There may be further yarny engagement photos to come, so keep your eyes peeled!

Saturday, 10 September 2016

Wedding Shawl: Update 5

RosaFlora wedding shawl

I am in love with this shawl. RosaFlora took me only one month to knit, a third of the time I had anticipated. This is the first time, if I remember correctly, that I have knitted a shawl without any remaining mistakes. I couldn't resist adding more beads than the pattern called for, so the bind off is decorated with golden glass beads throughout. 

This is a delicate shawl made from pure silk and it is lovely. It is very large, too, even though I didn't block it aggressively and there was still a lot of give in it when I matched the dimensions suggested in the pattern. This is probably the largest shawl I have ever made.

silk beaded wedding shawl

The knitting didn't go as smoothly as hoped at the start, but I managed to fix it all. As I went on, the lace became easier to read and I made fewer mistakes. And, can I just say, stitch markers were essential! 

Then, just as I blocked the shawl, I realised I forgot one single bead in the bind off! Once the piece was dry, I undid part of the bind off to fix it and had to block that part again, but it was easier than I feared it would be. I am really looking forward to wearing this shawl on my wedding day! Only one whole year to wait now...

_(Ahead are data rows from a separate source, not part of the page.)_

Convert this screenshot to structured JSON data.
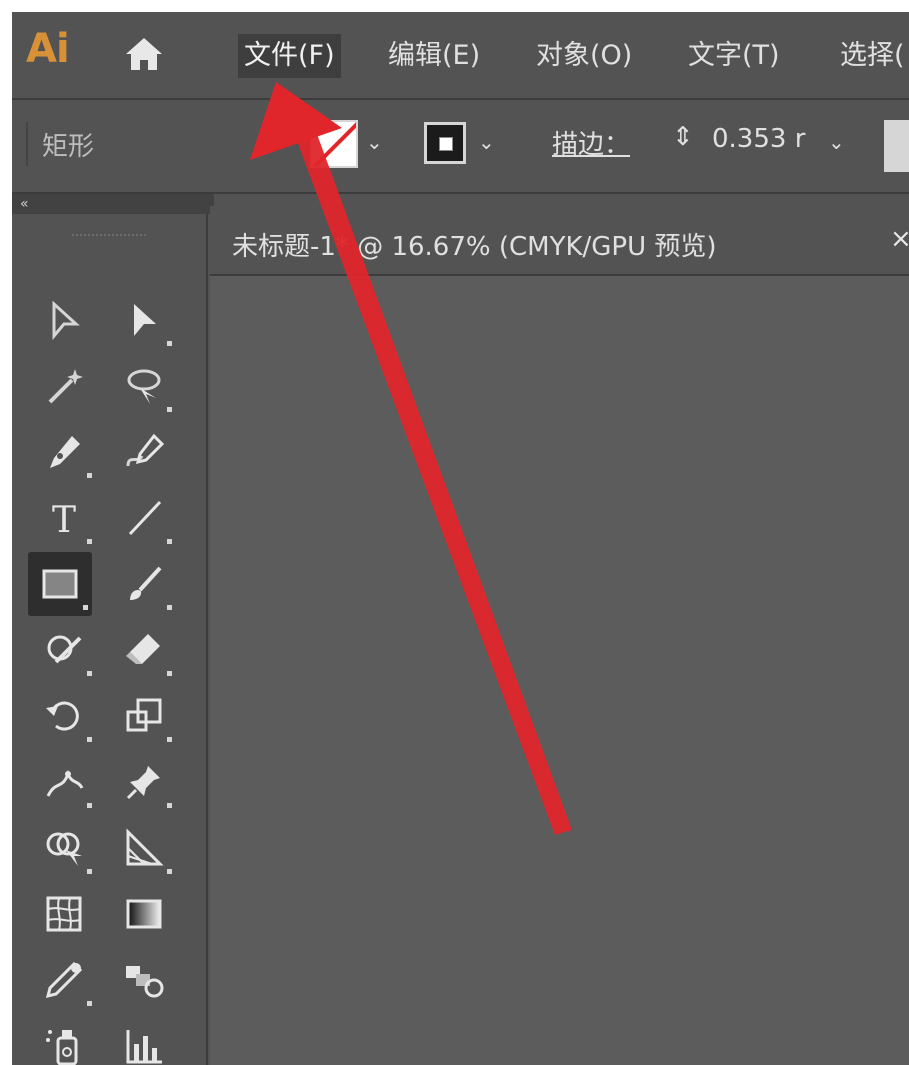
{
  "app": {
    "logo": "Ai"
  },
  "menubar": {
    "items": [
      {
        "label": "文件(F)"
      },
      {
        "label": "编辑(E)"
      },
      {
        "label": "对象(O)"
      },
      {
        "label": "文字(T)"
      },
      {
        "label": "选择("
      }
    ]
  },
  "controlbar": {
    "tool_name": "矩形",
    "stroke_label": "描边：",
    "stroke_value": "0.353 r"
  },
  "document": {
    "tab_title": "未标题-1* @ 16.67% (CMYK/GPU 预览)",
    "close_glyph": "×"
  },
  "toolbar": {
    "collapse_glyph": "«",
    "tools": [
      "selection-tool",
      "direct-selection-tool",
      "magic-wand-tool",
      "lasso-tool",
      "pen-tool",
      "curvature-tool",
      "type-tool",
      "line-segment-tool",
      "rectangle-tool",
      "paintbrush-tool",
      "shaper-tool",
      "eraser-tool",
      "rotate-tool",
      "scale-tool",
      "puppet-warp-tool",
      "pin-tool",
      "shape-builder-tool",
      "perspective-grid-tool",
      "mesh-tool",
      "gradient-tool",
      "eyedropper-tool",
      "blend-tool",
      "symbol-sprayer-tool",
      "column-graph-tool"
    ],
    "selected_tool": "rectangle-tool"
  },
  "colors": {
    "ui_background": "#535353",
    "canvas": "#5c5c5c",
    "logo": "#d99137",
    "annotation_arrow": "#e0262b"
  }
}
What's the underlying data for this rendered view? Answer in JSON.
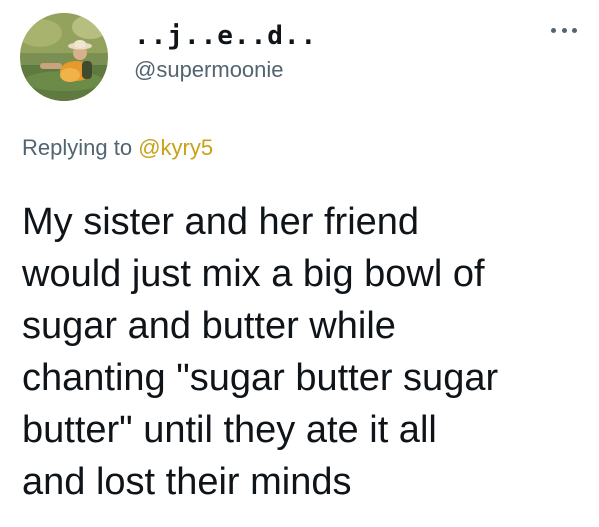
{
  "author": {
    "display_name": "..j..e..d..",
    "handle": "@supermoonie"
  },
  "more_icon": "ellipsis-icon",
  "reply": {
    "prefix": "Replying to ",
    "mention": "@kyry5",
    "mention_color": "#c8a21a"
  },
  "tweet": {
    "lines": [
      "My sister and her friend",
      "would just mix a big bowl of",
      "sugar and butter while",
      "chanting \"sugar butter sugar",
      "butter\" until they ate it all",
      "and lost their minds"
    ]
  },
  "colors": {
    "text": "#0f1419",
    "secondary": "#536471",
    "background": "#ffffff"
  }
}
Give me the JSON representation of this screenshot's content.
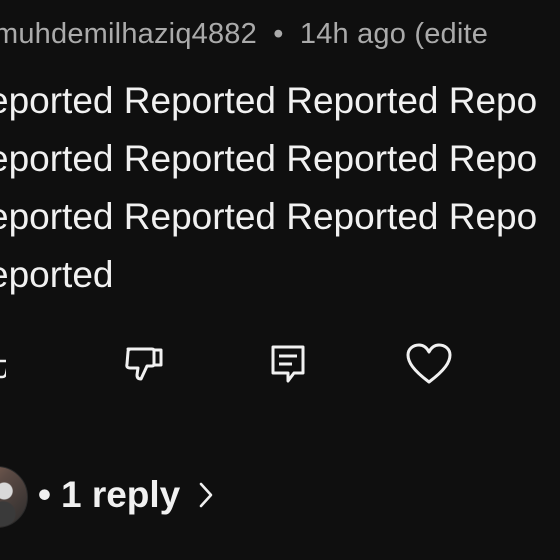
{
  "comment": {
    "author": "muhdemilhaziq4882",
    "separator": "•",
    "time": "14h ago (edite",
    "text": "eported Reported Reported Repo\neported Reported Reported Repo\neported Reported Reported Repo\neported"
  },
  "actions": {
    "like_icon": "thumbs-up-icon",
    "dislike_icon": "thumbs-down-icon",
    "reply_icon": "reply-comment-icon",
    "heart_icon": "heart-icon"
  },
  "replies": {
    "dot": "•",
    "label": "1 reply",
    "chevron_icon": "chevron-right-icon"
  },
  "colors": {
    "background": "#0f0f0f",
    "text": "#f1f1f1",
    "meta": "#aaaaaa"
  }
}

Saturday, 3 September 2016

Feeling the Need For Autumn Knits

Today is a grey rainy day and I am feeling very autumnal. During our weekly shop I had all these ideas of hearty stews and warming bakes that I only get once the leaves start to turn golden. No sign yet of changing leaves, but the temperature has fallen and it is dark and damp. We may yet get a few hot and sunny days, but today it feels like autumn.

Now that my wedding shawl is finished (watch out for the blog post coming up soon), I am thinking about what to knit next. My thoughts have turned to the wonderful 4 hanks of Blacker Yarn's Tamar in DK, but it has been impossible to find a nice shawl pattern for which I can use them all. All shawls that take my fancy are knitted in 4-ply and would be a little too bulky in DK, at times I don't have the right amount of yarn either. I will have to keep looking or come up with my own design, which I was hoping not to do.

Photo by David Fraser
During my search I once again stumbled upon a design that caught my eye as soon as it was published: Karie Westermann's Byatt. I love the two-tone section and am definitely going to knit this shawl at some point. I was hoping to use Tamar for it, but that won't quite work, I think. I am sure I have enough other yarn in my stash, though. 

Due to my pattern search not yielding quite what I was looking for, I returned to an older WIP from last year. You may remember my Pixelated Pullover that was nearly finished. In the end I only had one sleeve left to knit, but realised that there were quite a few things I wish I had done differently. The fit was off in places and I had a very, very huge sleeve. So I put it all aside and didn't feel like continuing. 

I still don't really feel like it because my mind is all about shawls right now, but this is probably the best time to get back into it. It's getting cooler and winter will be here sooner than I'd like, so having the jumper ready (or at least nearing completion) would be great. And so I got it out of its bag, delighted in the fact that the moths left it alone all this time, and started ripping back. Further and further. Row after row. 

Pixelated Pullower

I ripped back until I reached a suitable section from where I should be able to continue easily. That said, I haven't checked if I can find my place in the pattern yet. The jumper odyssey continues!